Aşkın sebebi dış güzellik olsaydı surette noksan olanın gönle hoş gelmemesi icap ederdi. Oysa görüyoruz ki çok kimse baş- kasının daha iyi olduğunu bilerek noksan olanı tercih ediyor ve kalbi tercihinden dönmüyor. Sebep huylarda tevafuk olsaydı, kişi kendisine uymayanı da sevmezdi. Öyleyse bu, ruhun cevherinde olan bir şeydir.
Kaç dille konuşur aşk? Ana dili hangisidir? Kimler bilir onun dilini? Dileyene mi öğretir, dilediğine mi ana dilini? Dileyene mi gelir, dilediğine mi? Nerelerde dolanır?

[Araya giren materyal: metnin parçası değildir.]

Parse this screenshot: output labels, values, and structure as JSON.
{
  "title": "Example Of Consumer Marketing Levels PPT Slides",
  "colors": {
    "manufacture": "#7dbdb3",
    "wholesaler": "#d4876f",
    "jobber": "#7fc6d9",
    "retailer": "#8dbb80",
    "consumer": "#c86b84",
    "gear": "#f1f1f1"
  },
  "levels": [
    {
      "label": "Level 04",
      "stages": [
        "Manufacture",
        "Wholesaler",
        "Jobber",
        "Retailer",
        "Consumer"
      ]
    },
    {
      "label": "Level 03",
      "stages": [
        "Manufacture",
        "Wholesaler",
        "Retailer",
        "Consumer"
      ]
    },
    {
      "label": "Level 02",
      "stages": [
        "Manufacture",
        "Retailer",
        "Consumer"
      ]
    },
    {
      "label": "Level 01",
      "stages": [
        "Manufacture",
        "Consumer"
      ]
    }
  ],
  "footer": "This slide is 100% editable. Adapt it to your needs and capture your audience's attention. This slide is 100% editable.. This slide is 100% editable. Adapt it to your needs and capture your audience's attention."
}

Hangi vakitler gösterir yüzünü? Gösterir mi? Neler gelir başına, bir kez onunla tanış olanların? Kovalar mı insanı, kaçar mı ondan? Kirletir mi, arındırır mı yakaladığını? Sahi, aşk nedir?
Herkesin aşkın adını bile anmaya çekindiği zamanlarda İbn-i Hazm, gerçek hikâyelerle aşkın hayat içindeki makamını gösterdi. Gerçek kahramanlarla, aşk diyarında yaşayan insanların hallerini tarif etti. Kınandı Güvercinin Gerdanlığı. Hiç yokmuş gibi muamele gördü ilk yazıldığında. Fakat aşktan kaçmaya çalışan insan, Güvercinin Gerdanlığı'na yakalanıp esiri oldu sonunda.